Но дальше все пошло не так, совершенно несерьезно.
Приглашенные на палубу Круки присоединились к негодованию капитана, хоть и пытаясь как-то смягчить происшествие.
Красный флаг был тут же снят. Никаких волнений на «Асакадзе-мару» это не вызвало.
Более того, Круки принесли капитану свои извинения за недопустимую шалость ребят... Аркашка был потрясен. Вот это повернули! Такое дело – в шалость! Ларька, глядя на него, скривился от презрения.
Потом они разобрали, что мистер Крук осторожно пытается взять у капитана красное знамя, но тот не дает.
В этот момент ребят обнаружил Смит. Он предложил им покинуть укрытие и подойти к капитану.
– Это те, – сказал Смит, глядя в глаза капитану и упорно игнорируя мистера и миссис Крук, – кто пытался обесчестить ваш флаг, Торигаи-сан.
Капитан носил небольшие усики. От гнева они у него едва не стали дыбом.
– Кто повесил эту красную тряпку? – как-то просвистел он, задыхаясь.
– Я! – немедленно шагнул вперед Аркашка.
– А я помогал, – гордо признался, вставая рядом, Миша Дудин.
Капитан уже хотел дать какую-то страшную команду, может, заковать в кандалы, но его опередила миссис Крук:
– Под арест! – решительно произнесла она и потащила Аркашку с Мишей в свою комнату.

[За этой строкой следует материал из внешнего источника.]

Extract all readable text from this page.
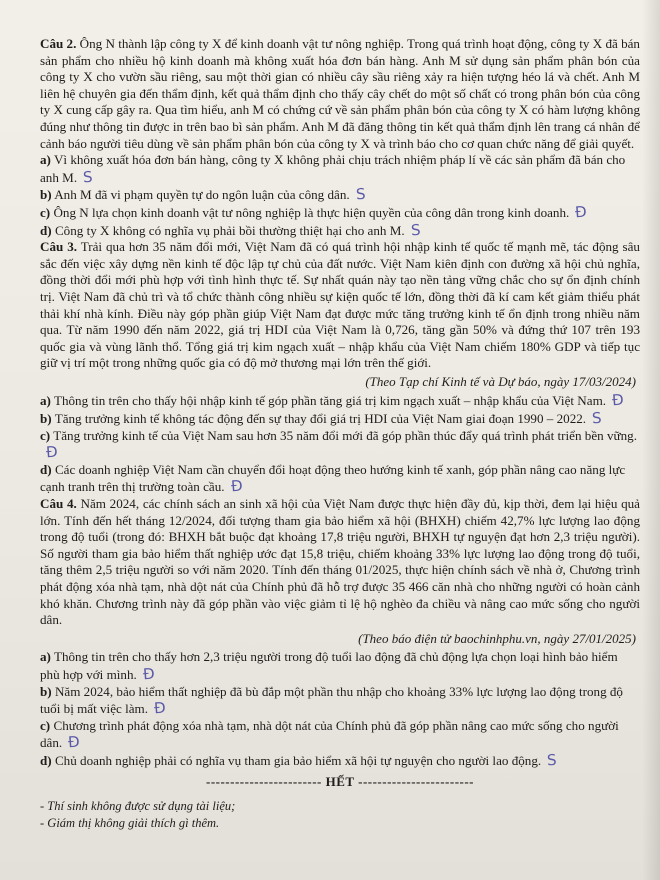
Câu 2. Ông N thành lập công ty X để kinh doanh vật tư nông nghiệp. Trong quá trình hoạt động, công ty X đã bán sản phẩm cho nhiều hộ kinh doanh mà không xuất hóa đơn bán hàng. Anh M sử dụng sản phẩm phân bón của công ty X cho vườn sầu riêng, sau một thời gian có nhiều cây sầu riêng xảy ra hiện tượng héo lá và chết. Anh M liên hệ chuyên gia đến thẩm định, kết quả thẩm định cho thấy cây chết do một số chất có trong phân bón của công ty X cung cấp gây ra. Qua tìm hiểu, anh M có chứng cứ về sản phẩm phân bón của công ty X có hàm lượng không đúng như thông tin được in trên bao bì sản phẩm. Anh M đã đăng thông tin kết quả thẩm định lên trang cá nhân để cảnh báo người tiêu dùng về sản phẩm phân bón của công ty X và trình báo cho cơ quan chức năng để giải quyết.

a) Vì không xuất hóa đơn bán hàng, công ty X không phải chịu trách nhiệm pháp lí về các sản phẩm đã bán cho anh M. S
b) Anh M đã vi phạm quyền tự do ngôn luận của công dân. S
c) Ông N lựa chọn kinh doanh vật tư nông nghiệp là thực hiện quyền của công dân trong kinh doanh. Đ
d) Công ty X không có nghĩa vụ phải bồi thường thiệt hại cho anh M. S

Câu 3. Trải qua hơn 35 năm đổi mới, Việt Nam đã có quá trình hội nhập kinh tế quốc tế mạnh mẽ, tác động sâu sắc đến việc xây dựng nền kinh tế độc lập tự chủ của đất nước. Việt Nam kiên định con đường xã hội chủ nghĩa, đồng thời đổi mới phù hợp với tình hình thực tế. Sự nhất quán này tạo nền tảng vững chắc cho sự ổn định chính trị. Việt Nam đã chủ trì và tổ chức thành công nhiều sự kiện quốc tế lớn, đồng thời đã kí cam kết giảm thiểu phát thải khí nhà kính. Điều này góp phần giúp Việt Nam đạt được mức tăng trưởng kinh tế ổn định trong nhiều năm qua. Từ năm 1990 đến năm 2022, giá trị HDI của Việt Nam là 0,726, tăng gần 50% và đứng thứ 107 trên 193 quốc gia và vùng lãnh thổ. Tổng giá trị kim ngạch xuất – nhập khẩu của Việt Nam chiếm 180% GDP và tiếp tục giữ vị trí một trong những quốc gia có độ mở thương mại lớn trên thế giới.

(Theo Tạp chí Kinh tế và Dự báo, ngày 17/03/2024)
a) Thông tin trên cho thấy hội nhập kinh tế góp phần tăng giá trị kim ngạch xuất – nhập khẩu của Việt Nam. Đ
b) Tăng trưởng kinh tế không tác động đến sự thay đổi giá trị HDI của Việt Nam giai đoạn 1990 – 2022. S
c) Tăng trưởng kinh tế của Việt Nam sau hơn 35 năm đổi mới đã góp phần thúc đẩy quá trình phát triển bền vững.Đ
d) Các doanh nghiệp Việt Nam cần chuyển đổi hoạt động theo hướng kinh tế xanh, góp phần nâng cao năng lực cạnh tranh trên thị trường toàn cầu. Đ

Câu 4. Năm 2024, các chính sách an sinh xã hội của Việt Nam được thực hiện đầy đủ, kịp thời, đem lại hiệu quả lớn. Tính đến hết tháng 12/2024, đối tượng tham gia bảo hiểm xã hội (BHXH) chiếm 42,7% lực lượng lao động trong độ tuổi (trong đó: BHXH bắt buộc đạt khoảng 17,8 triệu người, BHXH tự nguyện đạt hơn 2,3 triệu người). Số người tham gia bảo hiểm thất nghiệp ước đạt 15,8 triệu, chiếm khoảng 33% lực lượng lao động trong độ tuổi, tăng thêm 2,5 triệu người so với năm 2020. Tính đến tháng 01/2025, thực hiện chính sách về nhà ở, Chương trình phát động xóa nhà tạm, nhà dột nát của Chính phủ đã hỗ trợ được 35 466 căn nhà cho những người có hoàn cảnh khó khăn. Chương trình này đã góp phần vào việc giảm tỉ lệ hộ nghèo đa chiều và nâng cao mức sống cho người dân.

(Theo báo điện tử baochinhphu.vn, ngày 27/01/2025)
a) Thông tin trên cho thấy hơn 2,3 triệu người trong độ tuổi lao động đã chủ động lựa chọn loại hình bảo hiểm phù hợp với mình. Đ
b) Năm 2024, bảo hiểm thất nghiệp đã bù đắp một phần thu nhập cho khoảng 33% lực lượng lao động trong độ tuổi bị mất việc làm. Đ
c) Chương trình phát động xóa nhà tạm, nhà dột nát của Chính phủ đã góp phần nâng cao mức sống cho người dân. Đ
d) Chủ doanh nghiệp phải có nghĩa vụ tham gia bảo hiểm xã hội tự nguyện cho người lao động. S
------------------------ HẾT ------------------------
- Thí sinh không được sử dụng tài liệu;
- Giám thị không giải thích gì thêm.
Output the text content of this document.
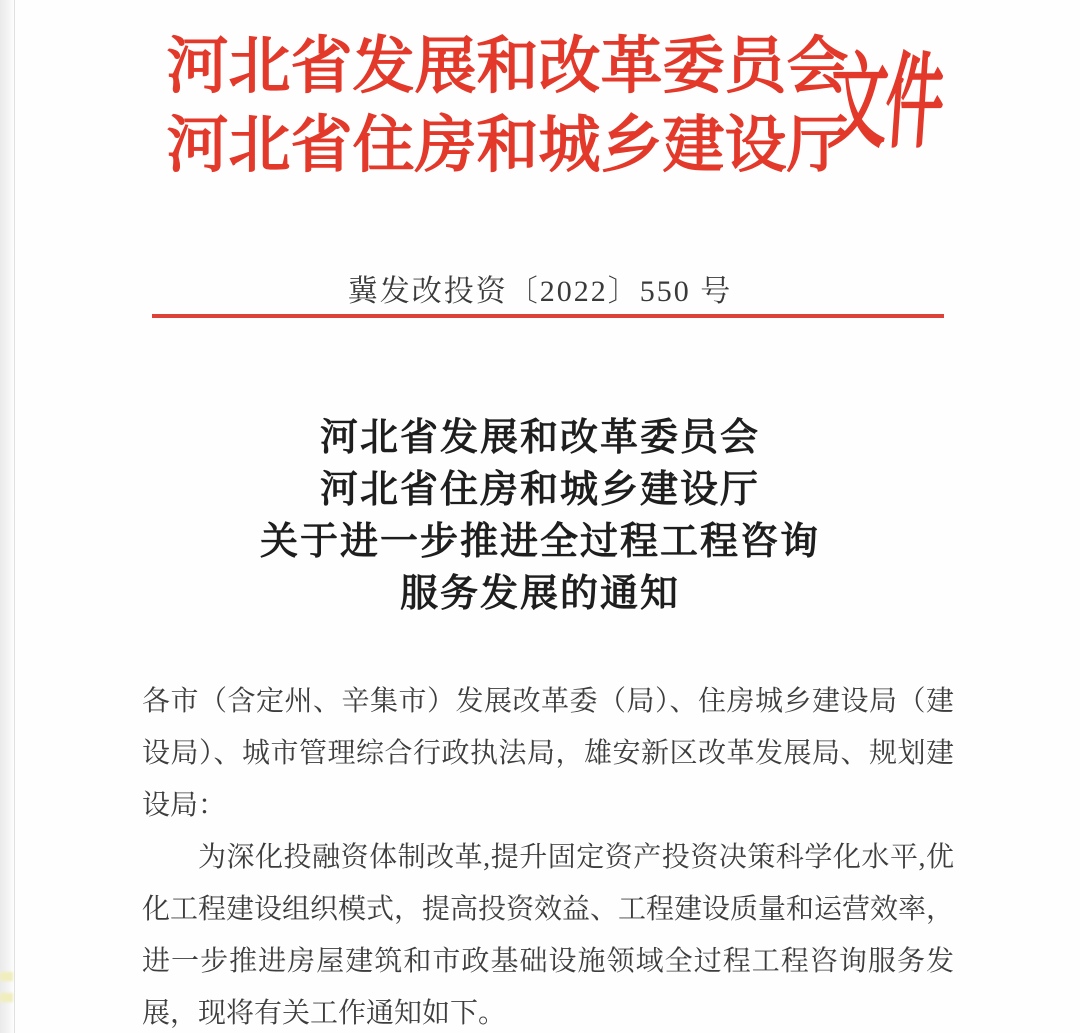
河北省发展和改革委员会
河北省住房和城乡建设厅
文件
冀发改投资〔2022〕550 号
河北省发展和改革委员会
河北省住房和城乡建设厅
关于进一步推进全过程工程咨询
服务发展的通知

各市（含定州、辛集市）发展改革委（局）、住房城乡建设局（建设局）、城市管理综合行政执法局，雄安新区改革发展局、规划建设局：

为深化投融资体制改革,提升固定资产投资决策科学化水平,优化工程建设组织模式，提高投资效益、工程建设质量和运营效率，进一步推进房屋建筑和市政基础设施领域全过程工程咨询服务发展，现将有关工作通知如下。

Между тем боцман и Смит делали что-то непонятное со знаменитым красным знаменем краскома... Ухмыляясь и посвистывая, они завернули его вместе с кусками ржавого железа в старые мешки. Потом связали все это хорошей, крепкой веревкой. Оглянулись на Торигаи-сан. Тот нетерпеливо дернул рукой...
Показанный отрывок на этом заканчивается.